Wir tun uns gut, wenn wir eine präzise, faire und sachliche Beschreibung der Differenzen erreichen; eine klare, unpolemische und wahrhaftige Beschreibung dessen, worin der Unterschied zwischen den beiden Konfessionen besteht, wie er zu verstehen ist und worin seine theologischen Wurzeln liegen, dies ein wichtiger Beitrag zur Ökumene. Eberhard Jüngel, der Großmeister der evangelischen Theologie, sagt zu recht: „Um der Wahrheit des Evangeliums willen streben denn auch die christlichen Kirchen nach ihrer Einheit. Kirchenpolitische Opportunitäten haben sich der Verpflichtung zur Wahrheit strikt unterzuordnen. Und eben deshalb erwarte ich, dass man sich möglichst präzise darüber verständigt, worüber man sich vorerst nicht zu verständigen vermag“ (FAZ vom 15.8.05). Im Unterschied zu der früheren Zeit wäre das "erkenntnisleitende Interesse" nicht, gleich solche Formulierungen zu finden, die möglichst schon eine ökumenisch gemeinsame Sprache avisieren (wie z.B. „communio sanctorum“), sondern eine größere Sachlichkeit und Nüchternheit, die die beiden Konfessionen im Idealfall übereinstimmend die Unterschiede benennen lässt. Dabei ist aber entscheidend, dass wir miteinander, nicht übereinander reden. Ich habe große Hoffnung, dass kontinuierliche Gespräche zwischen den Kirchen und Konfessionen und regelmäßige Verabredungen die Chance bieten, die Gemeinsamkeiten zu stärken. So haben wir den Wunsch, in der gegenwärtigen gesellschaftlichen Situation die wirtschaftlichen und sozialen Herausforderungen gemeinsam zu bedenken. Und ich will hier auch ausdrücklich danken, dass nicht nur katholische Bischofskollegen, sondern auch sehr viele katholische Geschwister in ungezählten Briefen und E-Mails ihre Solidarität und Unterstützung für mich zum Ausdruck gebracht haben, als es um die Friedensäußerungen der Ratsvorsitzenden stürmisch zuging.
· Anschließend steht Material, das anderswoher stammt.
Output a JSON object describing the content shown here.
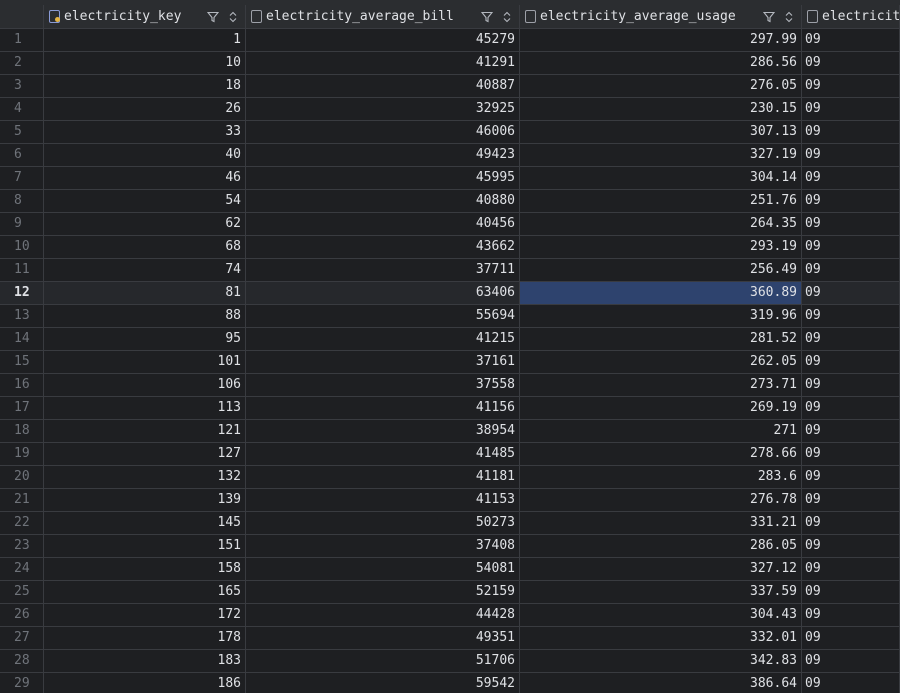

Wir sind in einer missionarischen Situation angekommen; wir müssen nicht nur den christlichen Grundwasserspiegel durch intensive Bildungsarbeit anzuheben versuchen, sondern auch die Sprach- und Auskunftsfähigkeit in Glaubensdingen verstärken. Dies ist, so meine ich, eine Herausforderung unser beider Kirchen. Und ich freue mich, wie viel wir an dieser Stelle voneinander lernen können, gerade weil wir mitunter verschiedene missionarische Wege einschlagen. Meines Erachtens wäre es ein Missverständnis, darin eine Schwächung der christlichen Kirchen zu sehen. Im Gegenteil, unter missionarischen Gesichtspunkten kann man sagen, dass die verschiedenen Kirchen und Konfessionen in Deutschland unterschiedliche Versuche spiegeln, Menschen zum Glauben zu rufen. Es ist, als hätte Christus gleichsam mehrere Arme, mit denen er auf unterschiedliche Weise die fern gewordenen Menschen zu erreichen versuchte. In dieser Perspektive kann man die Stärken des jeweils Anderen verstehen als einen Beitrag zur Mission der einen christlichen Kirche. Im Grunde muss man wollen, dass der jeweils Andere mit seinen Stärken und Profilen besonders zum Leuchten kommt! Einladende Kirchen rufen zum Glauben mit ihren ganz besonderen Gaben und Charismen; dies ist aber nicht auf Neid und Konkurrenz ausgerichtet, sondern auf - wenn man so will – einen geistlichen Wettbewerb, der um des Evangeliums willen auch sein darf.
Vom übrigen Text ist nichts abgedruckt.